One of the examples mentioned at the November 13 workshop was the joint venture between Statoil, Norway’s state-owned oil company, and the Norwegian independent power producer Scatec Solar to build a 162-megawatt solar power plant in Rio Grande do Norte.

“In Norway, we’re building more and more micro-grids for solar power. We aren’t building large solar power plants because of our relative lack of solar radiation. It’s much better to build huge plants in Brazil, like the Statoil-Scatec venture in Rio Grande do Norte. But we’re an energy nation, and we have accumulated significant know-how in renewables, including solar,” said Morten Dæhlen, Dean of the University of Oslo’s School of Mathematics & Natural Sciences. 

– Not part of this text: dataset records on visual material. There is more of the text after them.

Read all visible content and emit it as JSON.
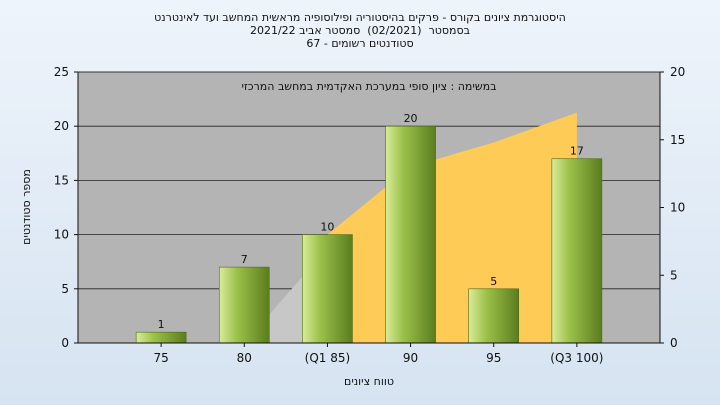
{
  "chart_data": {
    "type": "bar",
    "title_lines": [
      "היסטוגרמת ציונים בקורס - פרקים בהיסטוריה ופילוסופיה מראשית המחשב ועד לאינטרנט",
      "בסמסטר  (02/2021)  סמסטר אביב 2021/22",
      "סטודנטים רשומים - 67"
    ],
    "annotation": "במשימה : ציון סופי במערכת האקדמית במחשב המרכזי",
    "categories": [
      "75",
      "80",
      "(Q1 85)",
      "90",
      "95",
      "(Q3 100)"
    ],
    "values": [
      1,
      7,
      10,
      20,
      5,
      17
    ],
    "ylabel": "מספר סטודנטים",
    "xlabel": "טווח ציונים",
    "ylim": [
      0,
      25
    ],
    "yticks": [
      0,
      5,
      10,
      15,
      20,
      25
    ],
    "y2lim": [
      0,
      20
    ],
    "y2ticks": [
      0,
      5,
      10,
      15,
      20
    ],
    "cumulative_area": {
      "gray_x": [
        2,
        3
      ],
      "gray_y": [
        0,
        7
      ],
      "orange_x": [
        3,
        4,
        5,
        6
      ],
      "orange_y": [
        8,
        13,
        14.8,
        17
      ]
    },
    "colors": {
      "plot_background": "#b4b4b4",
      "bar_light": "#d9ec9a",
      "bar_mid": "#9cc14a",
      "bar_dark": "#5a7d1e",
      "area_orange": "#ffcb57",
      "area_gray": "#c7c7c7"
    },
    "grid": true
  }
}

In addition to highlighting the two countries’ complementarity in both research and energy sources, the researchers who attended the workshop also stressed the importance of solar energy to modernization of the electricity industry.

“We’re accelerating the introduction of intelligent power grids. Brazil’s electricity system is still load-based, but with solar power and distributed generation [when a home generates surplus solar power and distributes it to neighbors, for example] the system can have loads that are also generators. The problem is that most of the utilities’ equipment can handle power flows only in one direction. If you switched direction at certain times of day, the grid would break down,” said Fernando Pinhabel Marafão, a professor at São Paulo State University (UNESP) in Sorocaba, São Paulo State.

According to Marafão, Brazil is not yet prepared for mass use of photovoltaic energy systems, although research in this field has made strides.

“We need to automate and install more advanced network equipment, as well as smart meters, sensors and reclosers. If distributed generation is to work, the entire electricity industry needs to be reviewed,” said Marafão, who has led a research project on smart grids in partnership with the Norwegian University of Science & Technology (NTNU) since June 2017. 

According to Dæhlen, only digitization of power generation and distribution driven by solar and smart grids will enable the world to achieve UN Sustainable Development Goal no. 7, on affordable and clean energy for all.

“We face many challenges,” Dæhlen said. “Only one of the 17 SDGs refers directly to energy, but achieving all the others also requires sustainable energy.”